こいつ、本当にボスなのか・・・魔狼神とか言ってたもんな。
「で、我らはどうすれば良い?ゴブリン共が外の種族と結託して我らを滅ぼしに来ると聞いていたのだが、それはお前たちのことでは無いのか?」
「なに?!そんなことを言った奴が居るのか」
「我は魔狼神。他人の言うことなど聞かん!!」
ある意味問題発言をした気がするが、そこは置いておいて、
「で、魔狼神様はどなたの言葉を効かれたのですかな」
「ほほう、そちも我の偉大さが解ったか。我らに意見できるは神のみじゃ」
「神?」
「数日前に夢枕に立ってな。自分も神だと名乗っていたが、そいつが教えてくれた」
「夢枕?」
「お告げじゃ。現に武装したゴブリン共が草原に現れたのじゃ」
言葉遣いが若干偉そうに変わってきているが、要は夢で見たとおりに成ったから襲ってくると思ったということか?

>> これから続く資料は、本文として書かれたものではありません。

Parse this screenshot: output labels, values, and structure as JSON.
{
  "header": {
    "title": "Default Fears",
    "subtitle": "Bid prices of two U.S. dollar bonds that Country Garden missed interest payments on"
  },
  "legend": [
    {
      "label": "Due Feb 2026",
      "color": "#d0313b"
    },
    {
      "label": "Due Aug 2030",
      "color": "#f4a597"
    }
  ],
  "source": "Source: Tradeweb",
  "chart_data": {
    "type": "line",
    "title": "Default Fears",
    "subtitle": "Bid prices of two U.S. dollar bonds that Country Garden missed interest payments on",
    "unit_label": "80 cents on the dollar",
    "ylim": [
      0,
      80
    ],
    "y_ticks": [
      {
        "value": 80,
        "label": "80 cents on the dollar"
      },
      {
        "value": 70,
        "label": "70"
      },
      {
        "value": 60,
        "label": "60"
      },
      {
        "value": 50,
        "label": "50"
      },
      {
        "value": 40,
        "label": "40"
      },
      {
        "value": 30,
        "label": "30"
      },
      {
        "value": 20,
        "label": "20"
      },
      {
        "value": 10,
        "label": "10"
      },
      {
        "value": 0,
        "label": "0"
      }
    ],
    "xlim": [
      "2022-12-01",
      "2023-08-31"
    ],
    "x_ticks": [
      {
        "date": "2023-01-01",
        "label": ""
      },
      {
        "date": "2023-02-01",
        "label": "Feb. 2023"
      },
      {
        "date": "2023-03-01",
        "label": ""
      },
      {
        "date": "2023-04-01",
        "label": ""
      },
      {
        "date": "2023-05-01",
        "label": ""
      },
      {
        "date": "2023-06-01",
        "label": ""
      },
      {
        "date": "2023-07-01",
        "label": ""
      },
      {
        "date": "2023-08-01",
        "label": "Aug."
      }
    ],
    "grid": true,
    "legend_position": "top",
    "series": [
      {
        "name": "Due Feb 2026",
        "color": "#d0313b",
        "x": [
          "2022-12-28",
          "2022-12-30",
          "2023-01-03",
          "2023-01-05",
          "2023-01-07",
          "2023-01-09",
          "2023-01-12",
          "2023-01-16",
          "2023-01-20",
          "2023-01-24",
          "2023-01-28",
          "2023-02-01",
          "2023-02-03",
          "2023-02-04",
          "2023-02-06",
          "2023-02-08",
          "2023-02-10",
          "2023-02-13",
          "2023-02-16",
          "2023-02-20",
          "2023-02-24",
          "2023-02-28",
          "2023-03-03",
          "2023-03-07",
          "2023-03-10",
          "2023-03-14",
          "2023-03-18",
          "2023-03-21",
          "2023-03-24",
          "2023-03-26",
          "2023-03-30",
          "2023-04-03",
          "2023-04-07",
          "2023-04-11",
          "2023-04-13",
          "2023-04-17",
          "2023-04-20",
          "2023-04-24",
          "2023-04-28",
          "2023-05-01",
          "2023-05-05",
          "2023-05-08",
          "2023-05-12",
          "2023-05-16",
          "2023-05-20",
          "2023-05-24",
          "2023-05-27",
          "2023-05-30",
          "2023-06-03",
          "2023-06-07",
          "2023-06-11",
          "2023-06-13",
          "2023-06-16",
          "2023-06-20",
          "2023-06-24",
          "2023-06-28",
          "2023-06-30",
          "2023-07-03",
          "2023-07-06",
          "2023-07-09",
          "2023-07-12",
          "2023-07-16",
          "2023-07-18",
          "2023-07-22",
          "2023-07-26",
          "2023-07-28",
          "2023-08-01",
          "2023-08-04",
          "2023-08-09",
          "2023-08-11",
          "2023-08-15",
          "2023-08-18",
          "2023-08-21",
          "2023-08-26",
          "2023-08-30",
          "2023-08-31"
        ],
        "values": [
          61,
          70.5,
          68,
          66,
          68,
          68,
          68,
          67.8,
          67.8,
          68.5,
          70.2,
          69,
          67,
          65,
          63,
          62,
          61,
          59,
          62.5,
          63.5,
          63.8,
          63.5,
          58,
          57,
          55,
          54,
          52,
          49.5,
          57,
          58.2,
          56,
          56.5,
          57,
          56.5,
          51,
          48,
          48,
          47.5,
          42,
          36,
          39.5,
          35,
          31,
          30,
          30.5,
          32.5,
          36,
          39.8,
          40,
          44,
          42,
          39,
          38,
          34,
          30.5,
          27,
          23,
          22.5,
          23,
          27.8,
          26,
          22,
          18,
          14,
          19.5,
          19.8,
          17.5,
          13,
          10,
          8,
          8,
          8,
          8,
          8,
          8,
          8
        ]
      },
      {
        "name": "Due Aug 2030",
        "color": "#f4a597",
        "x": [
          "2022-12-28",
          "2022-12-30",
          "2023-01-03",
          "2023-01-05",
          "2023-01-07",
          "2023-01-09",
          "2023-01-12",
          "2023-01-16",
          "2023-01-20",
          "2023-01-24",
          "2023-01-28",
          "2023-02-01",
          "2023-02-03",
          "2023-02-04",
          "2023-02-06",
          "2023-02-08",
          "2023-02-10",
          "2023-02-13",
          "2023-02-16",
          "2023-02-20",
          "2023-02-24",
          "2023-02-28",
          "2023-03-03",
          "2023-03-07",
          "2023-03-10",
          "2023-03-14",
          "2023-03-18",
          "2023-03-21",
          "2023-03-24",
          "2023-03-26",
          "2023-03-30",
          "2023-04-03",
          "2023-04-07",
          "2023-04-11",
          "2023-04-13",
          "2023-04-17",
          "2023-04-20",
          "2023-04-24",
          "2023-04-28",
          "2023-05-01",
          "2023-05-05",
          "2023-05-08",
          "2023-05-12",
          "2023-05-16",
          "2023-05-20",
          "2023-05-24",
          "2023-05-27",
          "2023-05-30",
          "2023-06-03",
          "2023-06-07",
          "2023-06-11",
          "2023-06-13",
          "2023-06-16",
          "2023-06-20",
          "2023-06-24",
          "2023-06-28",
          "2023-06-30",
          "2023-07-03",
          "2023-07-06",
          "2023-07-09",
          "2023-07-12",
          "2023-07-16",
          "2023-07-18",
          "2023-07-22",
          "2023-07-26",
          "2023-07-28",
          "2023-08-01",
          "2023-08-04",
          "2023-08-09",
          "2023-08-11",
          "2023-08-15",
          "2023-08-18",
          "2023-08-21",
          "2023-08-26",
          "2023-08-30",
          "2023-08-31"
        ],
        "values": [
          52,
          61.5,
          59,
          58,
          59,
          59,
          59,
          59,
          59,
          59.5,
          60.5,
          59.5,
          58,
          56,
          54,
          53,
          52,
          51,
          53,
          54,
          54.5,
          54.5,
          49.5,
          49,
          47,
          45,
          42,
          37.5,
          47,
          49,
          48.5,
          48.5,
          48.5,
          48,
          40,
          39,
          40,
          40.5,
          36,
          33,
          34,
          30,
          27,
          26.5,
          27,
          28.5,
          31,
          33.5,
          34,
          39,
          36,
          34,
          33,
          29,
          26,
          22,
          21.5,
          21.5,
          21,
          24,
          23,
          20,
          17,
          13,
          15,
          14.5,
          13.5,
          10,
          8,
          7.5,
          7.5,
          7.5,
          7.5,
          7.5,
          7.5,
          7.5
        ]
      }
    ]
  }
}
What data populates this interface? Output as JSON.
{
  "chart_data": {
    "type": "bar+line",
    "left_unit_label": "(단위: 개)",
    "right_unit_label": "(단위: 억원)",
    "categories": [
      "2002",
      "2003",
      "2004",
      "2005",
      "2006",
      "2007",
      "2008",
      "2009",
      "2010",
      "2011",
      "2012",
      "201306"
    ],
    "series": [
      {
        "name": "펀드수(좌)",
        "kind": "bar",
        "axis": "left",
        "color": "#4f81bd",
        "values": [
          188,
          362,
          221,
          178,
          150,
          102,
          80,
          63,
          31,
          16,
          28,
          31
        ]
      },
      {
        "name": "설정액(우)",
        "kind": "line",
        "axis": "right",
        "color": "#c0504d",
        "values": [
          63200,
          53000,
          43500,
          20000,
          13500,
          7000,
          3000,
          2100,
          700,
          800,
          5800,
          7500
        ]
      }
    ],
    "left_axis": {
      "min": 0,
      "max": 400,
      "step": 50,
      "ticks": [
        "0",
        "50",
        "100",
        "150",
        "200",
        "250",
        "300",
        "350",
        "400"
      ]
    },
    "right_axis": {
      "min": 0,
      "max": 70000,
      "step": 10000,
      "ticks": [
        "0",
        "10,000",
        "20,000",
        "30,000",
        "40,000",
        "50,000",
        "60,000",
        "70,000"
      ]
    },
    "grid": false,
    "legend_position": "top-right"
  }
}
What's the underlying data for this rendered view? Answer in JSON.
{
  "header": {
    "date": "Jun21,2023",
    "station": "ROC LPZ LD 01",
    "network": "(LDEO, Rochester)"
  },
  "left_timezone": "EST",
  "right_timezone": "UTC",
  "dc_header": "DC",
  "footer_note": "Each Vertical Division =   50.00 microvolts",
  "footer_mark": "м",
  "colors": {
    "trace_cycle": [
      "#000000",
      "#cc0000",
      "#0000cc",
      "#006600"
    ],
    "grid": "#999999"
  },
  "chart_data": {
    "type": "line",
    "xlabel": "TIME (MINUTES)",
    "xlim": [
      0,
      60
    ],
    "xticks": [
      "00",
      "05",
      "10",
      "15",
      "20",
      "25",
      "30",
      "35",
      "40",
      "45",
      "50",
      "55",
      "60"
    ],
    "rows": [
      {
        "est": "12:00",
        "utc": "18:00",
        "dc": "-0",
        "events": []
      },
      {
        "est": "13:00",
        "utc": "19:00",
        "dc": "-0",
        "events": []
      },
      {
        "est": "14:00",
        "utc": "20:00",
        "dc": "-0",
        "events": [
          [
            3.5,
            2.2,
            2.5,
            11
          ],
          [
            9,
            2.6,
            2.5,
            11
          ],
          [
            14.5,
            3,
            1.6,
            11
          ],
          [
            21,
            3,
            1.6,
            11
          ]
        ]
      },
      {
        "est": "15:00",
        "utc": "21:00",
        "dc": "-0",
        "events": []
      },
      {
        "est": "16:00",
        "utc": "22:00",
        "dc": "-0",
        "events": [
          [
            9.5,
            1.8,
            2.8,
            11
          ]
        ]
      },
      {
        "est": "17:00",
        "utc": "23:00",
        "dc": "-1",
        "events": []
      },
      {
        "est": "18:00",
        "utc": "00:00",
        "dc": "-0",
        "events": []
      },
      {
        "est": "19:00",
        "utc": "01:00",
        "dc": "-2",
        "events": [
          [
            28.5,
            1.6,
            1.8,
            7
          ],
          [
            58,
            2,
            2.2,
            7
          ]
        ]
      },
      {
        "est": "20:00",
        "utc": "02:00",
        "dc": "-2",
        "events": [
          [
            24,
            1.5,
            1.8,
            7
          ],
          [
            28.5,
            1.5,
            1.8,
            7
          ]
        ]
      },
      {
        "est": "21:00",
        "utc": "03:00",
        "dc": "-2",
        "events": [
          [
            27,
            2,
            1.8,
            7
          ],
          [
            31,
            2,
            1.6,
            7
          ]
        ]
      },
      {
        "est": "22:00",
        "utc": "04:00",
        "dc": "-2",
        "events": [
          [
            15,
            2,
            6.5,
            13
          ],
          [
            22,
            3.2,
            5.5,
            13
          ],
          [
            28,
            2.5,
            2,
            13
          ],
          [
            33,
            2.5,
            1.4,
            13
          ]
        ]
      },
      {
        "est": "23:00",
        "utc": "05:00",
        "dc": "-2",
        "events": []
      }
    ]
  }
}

「だが、ゴブリン達はいつもの様に狩りに出かけたら、魔狼に襲われたと聞いているが?」
「そんなことは無い。急に武装して攻めてきたのだ!」
どうも話しが食い違う。
「分かった。すまないが魔狼神、一緒にゴブリンの村まで来てもらえないか?」
「え、一人で?」
途端に緊張したのが分かる。
「いや、捕虜とかそういうものにする気はないので、そこの大きい魔狼も一緒に来てくれるか?」
そう言いながら大魔狼に視線を送ると・・・すっかり眠っている。
「おい、こいつらは何なんだ・・・」
「我の部下たちだ。号令一つで勇敢に戦い、成果を上げてくれる、心強い仲間たちなのだ!」
誇らしげにそう言うと、
「そう・・・仲間なのだ・・・」
と今度は寂しそうにつぶらな瞳が潤んだ。
「何かお前にも理由があるようだな。とりあえずお供は難しそうだから、お前だけになるが、安全はオレが保証する。来てくれるか?」
「わかったのだ」
無条件にこいつを信用したいと思っている自分に、甘さを感じながらも、そっと地面に子魔狼を下ろそうとすると
「ちょっと待つのだ。人質を開放するとはどういうつもりだ。捕縛して連れて行かなくては、何をするか分からんぞ」
と、子魔狼が抵抗する。
「いや、なんとなくだけど、お前は信用できる気がしたから、開放しようと思ったんだけど、まずいか?」
信じられない者を見たというような感じで、つぶらな瞳を見開き、
「我を信じるというのか、お前は初対面でしかも先程まで命のやり取りをしていた相手を、そんなに簡単に信じるというのか?!」
「悪いか?気分の問題だ。オレがそうしたいからそうする。それだけのことだ」
なんか、ハンスあたりが言いそうなセリフだが、まあいい。
「我を・・・信じると・・・」
尚もぶつぶつ考え込んでいる子魔狼を再び下ろそうとすると。
「な、ならば、我もお前を信用するのだ!!このまま、連れて行け!!」
と、腕の中で胸を張った。そして、なんとなく解ってしまった。
「お前、ひょっとして抱っこされてるのが居心地良かったのか?」
「ぶ、無礼者!!我を抱きかかえる栄誉を誇れ!!」
そう言いながらも、腕から出る気配は微塵も無い。
「はいはい、ありがとうございます」
苦笑しながらそう言うと、ゴブリンたちを残してきた中間地点に向けて転移する。
抵抗をやめた魔狼に危害は加えていないと思うが、魔狼の動きが止まった後もゴブリン達が魔狼に向かっていったことが、若干不安でも有った。